Image: academictorrents.com

The idea for sharing data among peers was already there with a website called BioTorrents, which the founders of Academic Torrents discovered after they had started their development. BioTorrents didn't seem to have raised enough interest to become a sustainable project; only one dataset every year seems to be uploaded. The new idea, born in November 2013, is much broader, targeting both publications and research data, and has already received much interest from the community. Following the founders’ announcement, a post on Hacker News attracted the attention of 50,000 unique visitors, in three days, who downloaded 200 TB of data (the equivalent of more than 300,000,000 average-sized MP3s)—a volume that has been easily handled by Academic Torrents, using simply a $25-per-month hosting service.

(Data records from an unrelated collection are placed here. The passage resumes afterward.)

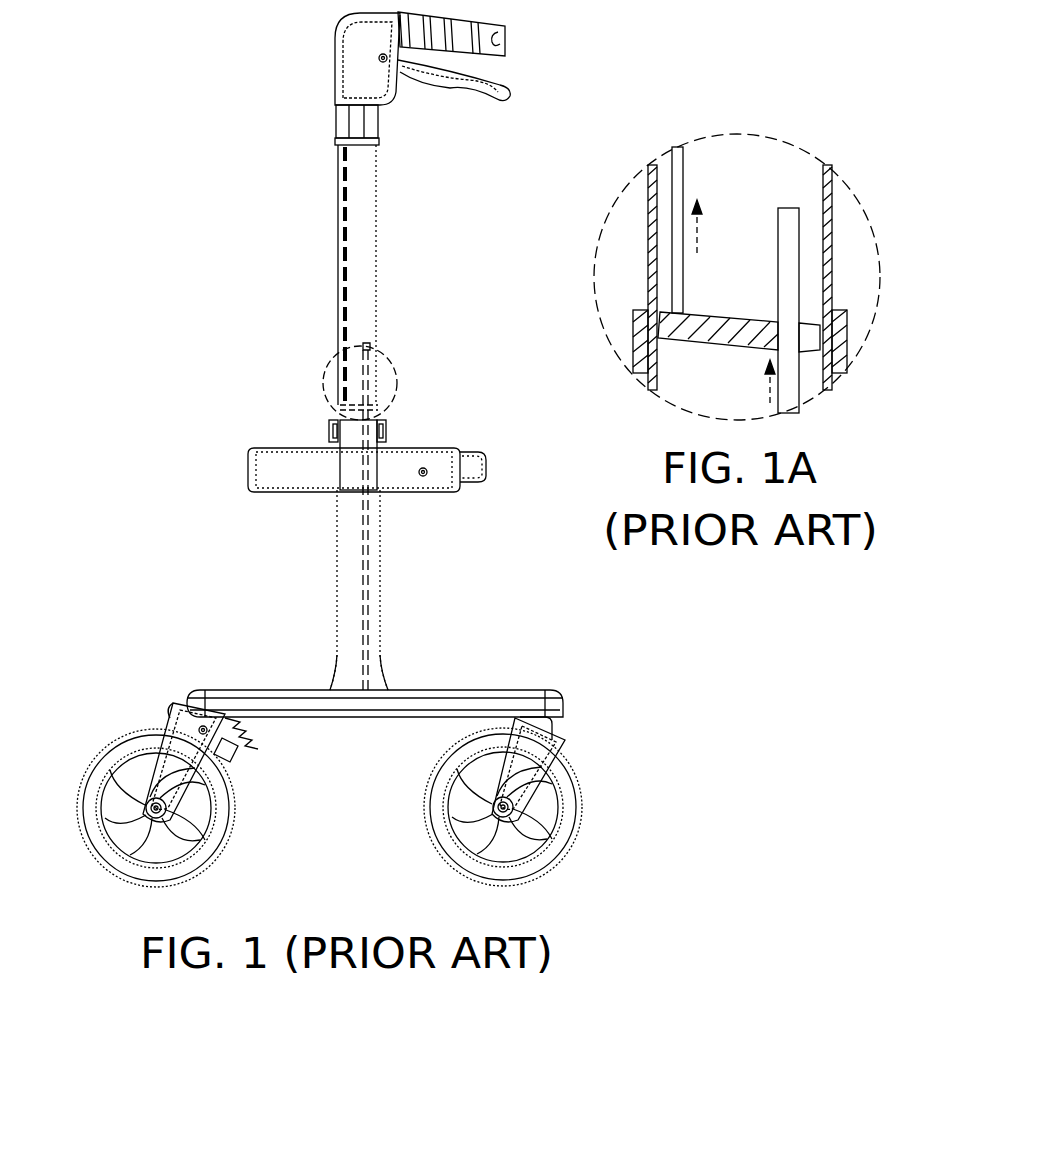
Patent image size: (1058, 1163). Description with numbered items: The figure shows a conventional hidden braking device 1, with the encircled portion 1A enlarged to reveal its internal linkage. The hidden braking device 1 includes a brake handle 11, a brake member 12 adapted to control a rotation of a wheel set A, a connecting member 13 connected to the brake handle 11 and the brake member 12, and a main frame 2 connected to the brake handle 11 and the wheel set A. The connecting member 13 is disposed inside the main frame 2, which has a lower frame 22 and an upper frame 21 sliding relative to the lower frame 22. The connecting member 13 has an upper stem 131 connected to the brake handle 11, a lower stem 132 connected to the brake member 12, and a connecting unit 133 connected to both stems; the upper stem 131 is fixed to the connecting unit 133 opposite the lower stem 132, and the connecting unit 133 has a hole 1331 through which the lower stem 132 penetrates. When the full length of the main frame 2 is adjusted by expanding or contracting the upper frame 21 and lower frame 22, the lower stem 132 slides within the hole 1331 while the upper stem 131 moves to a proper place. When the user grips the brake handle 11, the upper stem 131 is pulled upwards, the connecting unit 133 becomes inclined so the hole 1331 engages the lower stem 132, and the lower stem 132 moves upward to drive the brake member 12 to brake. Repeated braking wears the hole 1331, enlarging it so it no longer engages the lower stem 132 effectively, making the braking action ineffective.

In FIG. 1, the hidden braking device 1 is at (233, 445).
In FIG. 1, the encircled portion 1A is at (396, 376).
In FIG. 1, the main frame 2 is at (378, 258).
In FIG. 1, the brake handle 11 is at (495, 100).
In FIG. 1, the brake member 12 is at (245, 745).
In FIG. 1, the connecting member 13 is at (340, 300).
In FIG. 1, the upper stem 131 is at (342, 227).
In FIG. 1A, the upper stem 131 is at (678, 167).
In FIG. 1A, the lower stem 132 is at (790, 377).
In FIG. 1A, the connecting unit 133 is at (695, 340).
In FIG. 1A, the hole 1331 is at (800, 330).
In FIG. 1, the upper frame 21 is at (362, 217).
In FIG. 1A, the upper frame 21 is at (831, 187).
In FIG. 1, the lower frame 22 is at (348, 568).
In FIG. 1, the wheel set A is at (96, 758).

While the project is still a newborn of the tech world, the founders, who have done all this without funding up to now (apart from their PhD grant), have encountered what seems to be the beginning of a great success. Although they have met with no legal problems so far, they even thought about this concern, mentioning that all submissions should be clear about their license and contain a "reshare" option.

Last week, MyScienceWork was live tweeting from the #dataGFII day, where one of the key points about open research data was the need to provide resilient means of storing data. Maybe Academic Torrents offers part of the answer, since it provides an infrastructure to solve this resiliency problem; the storage itself remains to be provided by peers.